1. Thromboangiitis obliterans in the late radial artery compression syndrome should be differentiated from thromboangiitis obliterans. The latter arterial occlusion is more common from the distal end. There is a typical intermittent iliac artery angiography of the limb. See if the radial artery is normal. Surgical venography can confirm the diagnosis.

2. Young patients with iliac aneurysms have intrinsic symptoms. About 10% of patients with iliac aneurysms should have iliac vein compression. The iliac vein can also be compressed alone and the disease will cause corresponding clinical symptoms, that is, after the activity. Swelling of the limbs, in a small number of patients, can also cause deep venous thrombosis of the lower extremities, varicose veins of the axilla, small saphenous vein lesions and gastrocnemius venous plexus thrombosis.
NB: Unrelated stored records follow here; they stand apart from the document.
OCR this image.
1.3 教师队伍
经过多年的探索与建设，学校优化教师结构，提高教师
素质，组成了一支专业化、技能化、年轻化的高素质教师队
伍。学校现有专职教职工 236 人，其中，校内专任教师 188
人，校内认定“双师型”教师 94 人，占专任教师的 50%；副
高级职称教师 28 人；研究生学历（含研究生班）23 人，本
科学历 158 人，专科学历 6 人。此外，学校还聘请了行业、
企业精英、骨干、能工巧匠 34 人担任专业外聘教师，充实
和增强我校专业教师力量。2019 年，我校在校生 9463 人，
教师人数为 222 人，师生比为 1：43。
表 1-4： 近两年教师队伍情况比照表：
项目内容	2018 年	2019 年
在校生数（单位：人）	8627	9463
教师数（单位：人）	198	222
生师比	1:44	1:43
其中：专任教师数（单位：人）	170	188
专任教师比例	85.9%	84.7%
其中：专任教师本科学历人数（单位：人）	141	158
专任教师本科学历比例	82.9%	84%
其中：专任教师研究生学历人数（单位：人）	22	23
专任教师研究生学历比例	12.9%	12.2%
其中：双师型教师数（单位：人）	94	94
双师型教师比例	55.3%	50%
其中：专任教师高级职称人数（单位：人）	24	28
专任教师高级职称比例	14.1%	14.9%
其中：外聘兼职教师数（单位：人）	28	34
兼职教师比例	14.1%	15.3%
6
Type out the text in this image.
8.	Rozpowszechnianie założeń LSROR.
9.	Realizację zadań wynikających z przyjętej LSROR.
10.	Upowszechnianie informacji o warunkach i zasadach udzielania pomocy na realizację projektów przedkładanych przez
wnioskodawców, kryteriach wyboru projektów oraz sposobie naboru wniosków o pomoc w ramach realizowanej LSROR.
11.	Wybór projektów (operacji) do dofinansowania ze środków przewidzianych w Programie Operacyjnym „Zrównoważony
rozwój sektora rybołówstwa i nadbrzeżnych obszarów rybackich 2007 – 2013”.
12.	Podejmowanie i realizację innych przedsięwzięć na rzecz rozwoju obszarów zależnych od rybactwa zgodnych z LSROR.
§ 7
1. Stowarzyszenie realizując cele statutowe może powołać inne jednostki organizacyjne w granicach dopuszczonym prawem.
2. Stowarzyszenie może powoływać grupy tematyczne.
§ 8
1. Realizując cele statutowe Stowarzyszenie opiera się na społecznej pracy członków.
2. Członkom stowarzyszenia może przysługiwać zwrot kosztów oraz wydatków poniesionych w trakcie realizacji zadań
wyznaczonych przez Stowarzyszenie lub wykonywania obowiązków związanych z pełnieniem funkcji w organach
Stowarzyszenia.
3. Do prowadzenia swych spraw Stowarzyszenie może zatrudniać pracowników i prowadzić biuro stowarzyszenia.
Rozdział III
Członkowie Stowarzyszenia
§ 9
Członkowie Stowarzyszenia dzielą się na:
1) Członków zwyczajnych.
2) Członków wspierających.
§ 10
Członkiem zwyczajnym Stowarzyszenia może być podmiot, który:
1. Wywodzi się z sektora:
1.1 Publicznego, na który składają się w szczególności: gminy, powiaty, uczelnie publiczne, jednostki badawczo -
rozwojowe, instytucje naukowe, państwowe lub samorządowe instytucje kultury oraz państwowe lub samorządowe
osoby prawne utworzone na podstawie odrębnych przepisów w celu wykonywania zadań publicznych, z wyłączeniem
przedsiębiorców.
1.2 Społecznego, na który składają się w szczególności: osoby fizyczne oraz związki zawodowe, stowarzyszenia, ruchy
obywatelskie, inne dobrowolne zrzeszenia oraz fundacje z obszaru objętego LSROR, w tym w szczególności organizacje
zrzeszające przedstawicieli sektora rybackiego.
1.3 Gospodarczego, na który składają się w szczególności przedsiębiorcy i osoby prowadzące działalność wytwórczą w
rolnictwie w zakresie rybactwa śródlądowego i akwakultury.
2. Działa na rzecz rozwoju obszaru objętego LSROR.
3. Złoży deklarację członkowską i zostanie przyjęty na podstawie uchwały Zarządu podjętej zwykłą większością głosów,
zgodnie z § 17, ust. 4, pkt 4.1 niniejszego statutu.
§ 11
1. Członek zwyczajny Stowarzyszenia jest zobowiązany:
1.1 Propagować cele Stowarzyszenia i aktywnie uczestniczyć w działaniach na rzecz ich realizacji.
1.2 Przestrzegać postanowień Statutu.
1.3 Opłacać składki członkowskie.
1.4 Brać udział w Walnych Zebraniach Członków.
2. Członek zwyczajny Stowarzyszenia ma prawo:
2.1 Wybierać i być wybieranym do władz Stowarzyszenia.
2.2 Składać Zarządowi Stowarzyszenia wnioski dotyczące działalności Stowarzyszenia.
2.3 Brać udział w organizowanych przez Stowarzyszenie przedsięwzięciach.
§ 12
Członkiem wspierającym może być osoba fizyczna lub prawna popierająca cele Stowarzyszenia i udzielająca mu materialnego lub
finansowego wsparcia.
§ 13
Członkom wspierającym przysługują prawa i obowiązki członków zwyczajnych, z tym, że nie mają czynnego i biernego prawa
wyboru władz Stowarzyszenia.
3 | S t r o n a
3. Other intrinsic signs need to be differentiated from atherosclerotic vascular injury, radial artery sacral sacral artery, extra-arterial mass compression, calf deep vein thrombosis and varicose veins.

Differential diagnosis of radial artery trap syndrome

1. Thromboangiitis obliterans in the late radial artery compression syndrome should be differentiated from thromboangiitis obliterans. The latter arterial occlusion is more common from the distal end. There is a typical intermittent iliac artery angiography of the limb. See if the radial artery is normal. Surgical venography can confirm the diagnosis.

2. Young patients with iliac aneurysms have intrinsic symptoms. About 10% of patients with iliac aneurysms should have iliac vein compression. The iliac vein can also be compressed alone and the disease will cause corresponding clinical symptoms, that is, after the activity. Swelling of the limbs, in a small number of patients, can also cause deep venous thrombosis of the lower extremities, varicose veins of the axilla, small saphenous vein lesions and gastrocnemius venous plexus thrombosis.

3. Other intrinsic signs need to be differentiated from atherosclerotic vascular injury, radial artery sacral sacral artery, extra-arterial mass compression, calf deep vein thrombosis and varicose veins.